Chronique

Apportez votre carapace (et une tasse de thé)

Manifestez-vous. N’ayez pas peur.

Malgré deux jours d’interrogatoire éprouvants, la première plaignante à témoigner dans le procès de l’ancien animateur-vedette de la CBC Jian Ghomeshi a tenu à livrer ce message rassurant aux victimes d’agression sexuelle, qui, dans la majorité des cas, ne portent pas plainte. Elle a tenu à leur dire que, même si le processus était difficile, elle ne regrettait rien. Au contraire, elle avait l’impression de s’être délivrée d’un fardeau.

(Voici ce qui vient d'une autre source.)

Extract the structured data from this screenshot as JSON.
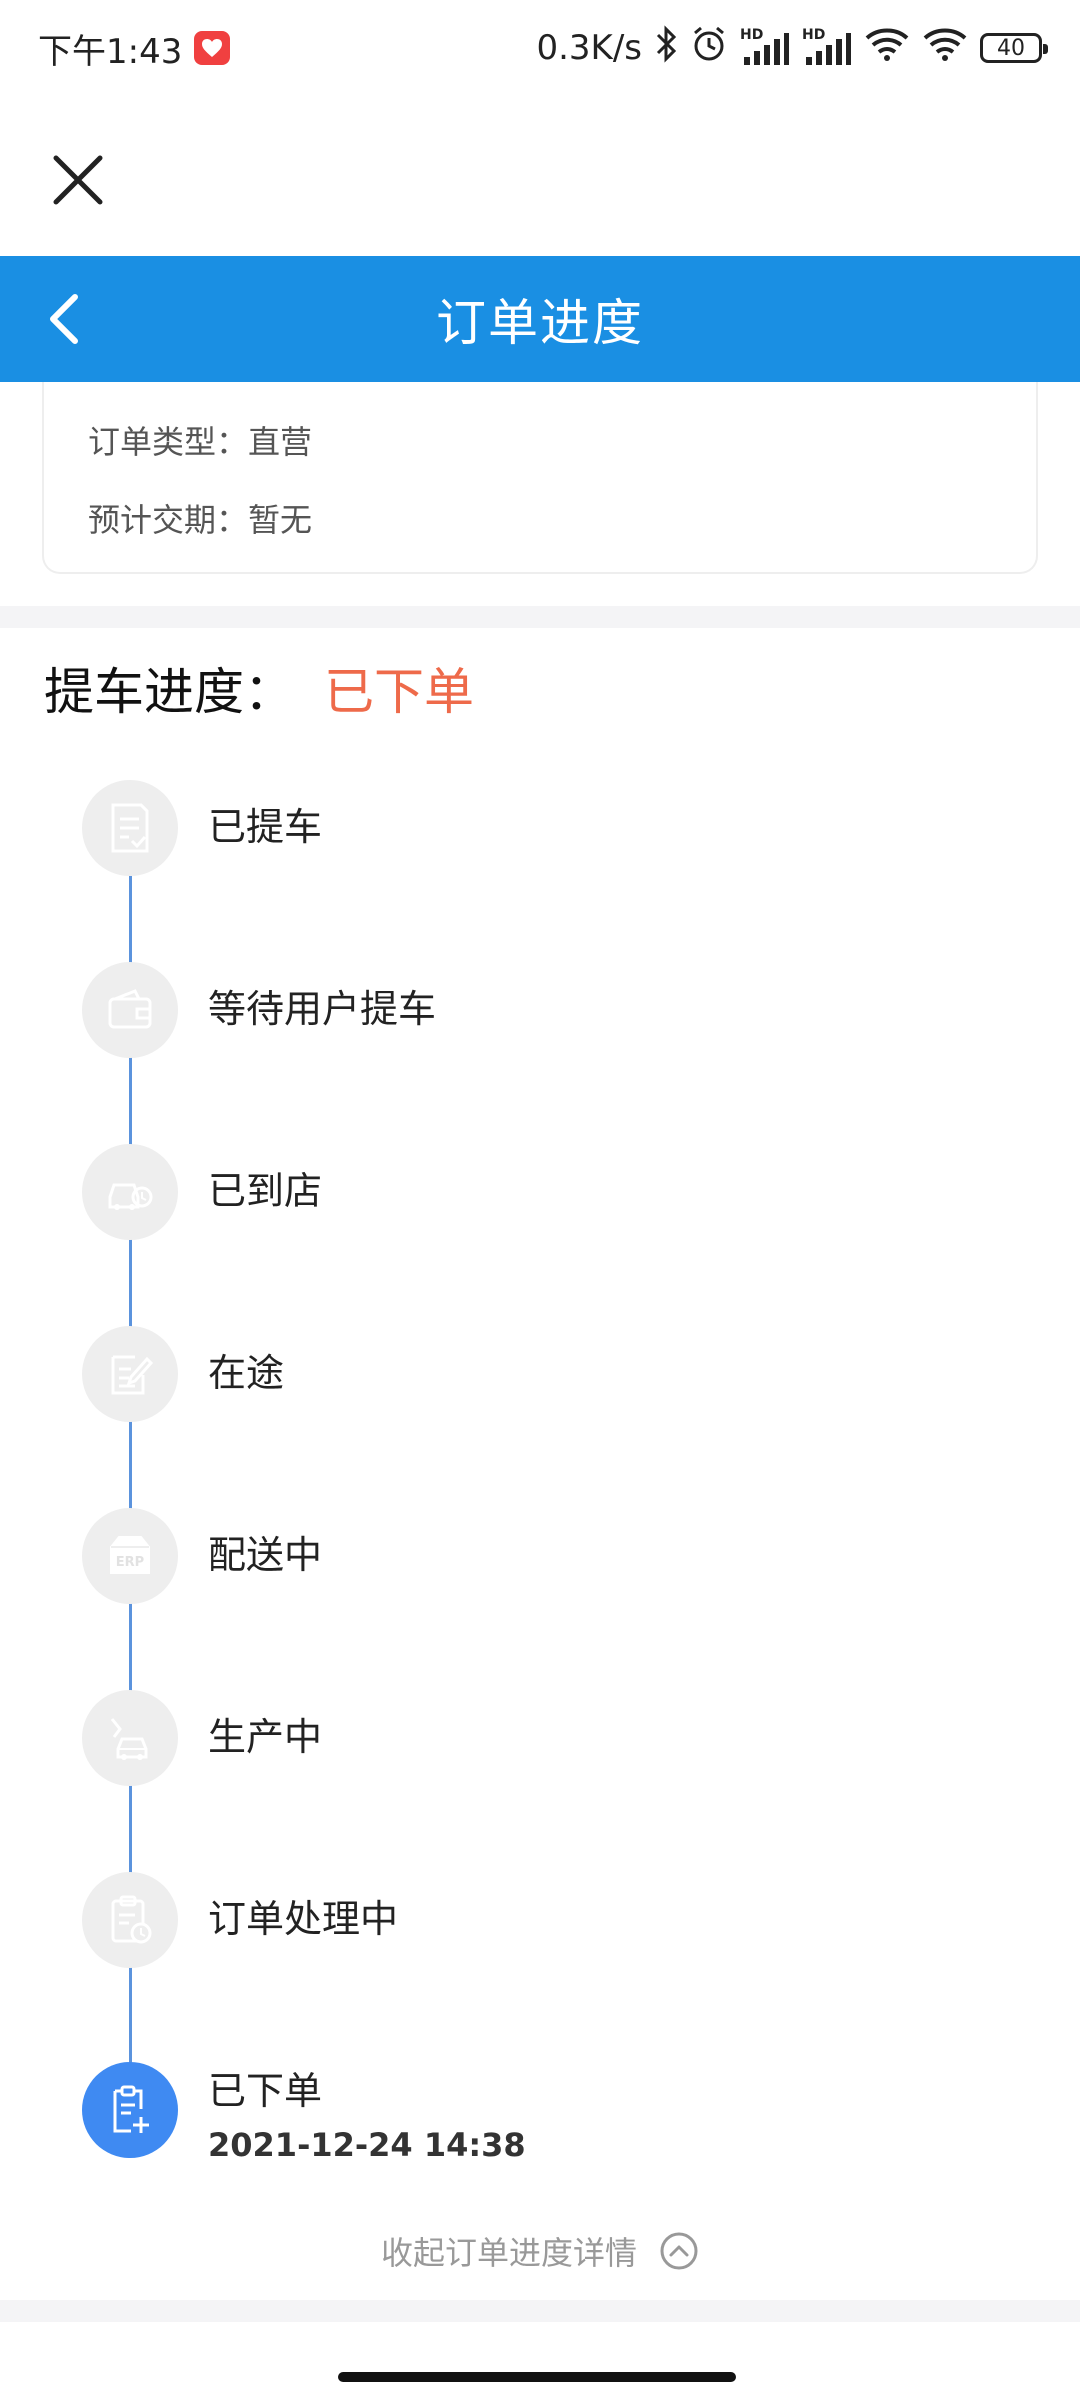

Manifestez-vous. N’ayez pas peur… Disons que ce message frondeur n’allait pas de soi pour qui a suivi les deux premiers jours du procès. La virulence avec laquelle l’avocate de la défense s’est attaquée à la crédibilité de la plaignante envoyait un tout autre signal. Cela rappelait avant tout, pour qui l’ignore encore, qu’il faut aux victimes d’agression sexuelle une bonne dose de courage pour s’engager dans un processus judiciaire.

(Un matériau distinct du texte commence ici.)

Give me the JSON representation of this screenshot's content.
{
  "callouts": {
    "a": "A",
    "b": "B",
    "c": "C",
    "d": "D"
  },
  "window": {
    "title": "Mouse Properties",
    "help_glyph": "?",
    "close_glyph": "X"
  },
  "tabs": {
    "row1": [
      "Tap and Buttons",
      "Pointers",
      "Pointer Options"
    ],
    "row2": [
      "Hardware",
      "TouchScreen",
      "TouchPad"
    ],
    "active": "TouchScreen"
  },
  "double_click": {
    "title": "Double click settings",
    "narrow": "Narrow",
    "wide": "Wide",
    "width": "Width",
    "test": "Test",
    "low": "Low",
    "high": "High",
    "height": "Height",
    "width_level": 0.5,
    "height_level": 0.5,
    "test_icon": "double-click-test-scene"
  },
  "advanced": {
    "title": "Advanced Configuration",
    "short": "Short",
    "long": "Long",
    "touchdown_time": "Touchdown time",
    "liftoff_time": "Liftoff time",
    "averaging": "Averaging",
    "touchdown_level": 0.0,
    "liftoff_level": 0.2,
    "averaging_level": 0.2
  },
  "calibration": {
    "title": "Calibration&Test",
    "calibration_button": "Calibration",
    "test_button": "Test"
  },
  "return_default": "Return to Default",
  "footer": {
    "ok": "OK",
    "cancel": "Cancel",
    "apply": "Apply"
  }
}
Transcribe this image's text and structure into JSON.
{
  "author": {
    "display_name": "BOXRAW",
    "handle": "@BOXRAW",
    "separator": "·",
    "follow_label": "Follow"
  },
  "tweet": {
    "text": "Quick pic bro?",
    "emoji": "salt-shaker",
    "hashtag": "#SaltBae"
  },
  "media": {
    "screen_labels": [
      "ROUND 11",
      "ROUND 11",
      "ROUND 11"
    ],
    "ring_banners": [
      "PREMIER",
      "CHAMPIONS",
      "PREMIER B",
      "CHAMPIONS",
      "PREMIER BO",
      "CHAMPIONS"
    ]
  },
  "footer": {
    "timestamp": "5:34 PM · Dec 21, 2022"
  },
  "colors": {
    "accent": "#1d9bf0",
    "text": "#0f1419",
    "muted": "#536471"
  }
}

Manifestez-vous. N’ayez pas peur. OK, oui… Mais surtout, apportez votre carapace.

Je rappelle que Jian Ghomeshi, qui a plaidé non coupable, est accusé dans ce procès d’avoir agressé sexuellement trois femmes. Il est aussi accusé d’avoir vaincu la résistance de l’une d’elles par l’étouffement. S’il est reconnu coupable, il risque une peine maximale de 18 mois de prison pour chaque chef d’agression sexuelle et la prison à vie pour le quatrième chef.

Je rappelle tout ça car si on se fie au fil narratif tissé par le contre-interrogatoire, on pourrait presque oublier qui est l’accusé dans cette histoire.

Jamais il n’y a été question des coups violents que le célèbre animateur aurait assénés à la tête de la plaignante. La défense n’a évidemment aucun intérêt à s’étendre sur le sujet.

C’est la crédibilité de la plaignante qu’elle met à procès, courriels aux airs de flirt et photo en bikini à l’appui. La plaignante aura beau dire qu’il s’agissait là d’une façon d’appâter Ghomeshi pour pouvoir lui parler et essayer de comprendre pourquoi il avait agi ainsi avec elle, le doute est semé.

Le temps d’un contre-interrogatoire musclé, les rôles s’en trouvent ainsi inversés. La plaignante devient accusée. L’accusé devient victime. Et ce qui est troublant, c’est que cette inversion, loin de nous déstabiliser, vient conforter un mythe ancré dans l’inconscient collectif en matière d’agressions sexuelles : la victime ment. Car si c’était vrai, n’aurait-elle pas dit « non » d’emblée ? N’aurait-elle pas tenté de mieux résister à son agresseur ? N’aurait-elle pas porté plainte contre lui bien avant ? N’aurait-elle pas cessé à tout jamais de lui parler ? Si elle a tenté de le joindre encore, n’est-ce pas la preuve qu’elle était consentante ?

***

La notion de consentement sexuel, bien que peu abordée jusqu’à présent, est au cœur du procès Ghomeshi. C’est une notion souvent bien mal comprise, qui gagnerait à être enseignée dans nos écoles. Car là encore, des idées reçues, trop souvent pétries de stéréotypes sexistes, viennent brouiller notre lecture des choses.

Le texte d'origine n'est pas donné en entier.